Atmospheric correction was also evaluated by comparing Landsat surface reflectance with field surface reflectances obtained simultaneous with the overpass of Landsat 5. For this purpose, we selected a homogeneous area characterized by xeric vegetation and very low degrees of herbaceous and shrub cover. The study area (0°40'W, 41°27'N) covers 28.2 ha and is a plane platformal area unaffected by topographic influence on illumination conditions. On 08/01/2006 and 03/13/2007 we used an Ocean Optics USB2000 field spectroradiometer to obtain a random sample of field reflectance measures (~200) simultaneous with the overpass of the Landsat-5 satellite (+/– 0.5 h).
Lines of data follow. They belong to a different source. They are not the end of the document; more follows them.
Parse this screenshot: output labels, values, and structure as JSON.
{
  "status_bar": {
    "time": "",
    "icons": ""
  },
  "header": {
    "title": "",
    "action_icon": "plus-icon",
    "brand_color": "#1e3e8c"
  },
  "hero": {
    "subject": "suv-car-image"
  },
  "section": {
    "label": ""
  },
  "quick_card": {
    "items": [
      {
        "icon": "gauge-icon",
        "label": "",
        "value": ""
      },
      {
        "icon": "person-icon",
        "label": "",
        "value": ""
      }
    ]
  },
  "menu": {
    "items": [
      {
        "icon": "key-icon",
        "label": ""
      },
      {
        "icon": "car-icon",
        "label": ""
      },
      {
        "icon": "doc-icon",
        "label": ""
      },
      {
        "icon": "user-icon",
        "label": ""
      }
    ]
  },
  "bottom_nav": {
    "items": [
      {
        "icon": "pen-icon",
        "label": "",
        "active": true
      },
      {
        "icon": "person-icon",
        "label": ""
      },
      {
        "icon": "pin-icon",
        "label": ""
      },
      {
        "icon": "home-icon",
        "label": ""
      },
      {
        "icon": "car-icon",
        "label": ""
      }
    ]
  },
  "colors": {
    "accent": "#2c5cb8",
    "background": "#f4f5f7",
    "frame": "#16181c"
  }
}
This spectroradiometer makes 10 IFOV observations over the 400–900 nm bandwidth with a 0.3 nm sampling interval. A spectralon reference panel was used to obtain reflectance values. To ensure a high signal-to-noise ratio, integration time was adjusted according to illumination conditions, and each measure was calculated as the mean of 20 individual spectra. The spectral curves were integrated to simulate the TM bands, taking into account the relative spectral response of each TM band (Teillet et al., 2001) and compared with the TOA reflectance and DTA and 6S surface reflectances obtained from Landsat imagery. We applied a one-way analysis of variance to determine if DTA and 6S surface reflectance are significantly different from the field surface reflectances. Tamhane’s pairwise comparisons test was used to produce the multiple comparisons where the variances are unequal. The significance threshold was set at 0.05.
3.7.3. Topographic correction
Topographic corrections were assessed via temporal comparisons of the reflectance trajectories before and after topographic corrections in an homogeneous Pinus halepensis forest located on slopes of 20 in the central Ebro Valley (semi-arid conditions, average annual precipitation = 320 mm, 41°43'N,0°28'W). The forest has the same density in south-facing and north-facing slopes. Ten pixels were selected in a south-facing slope of the forest, besides additional ten pixels in a north-slope facing to assess the effects of topographic correction procedures on the derived trajectories.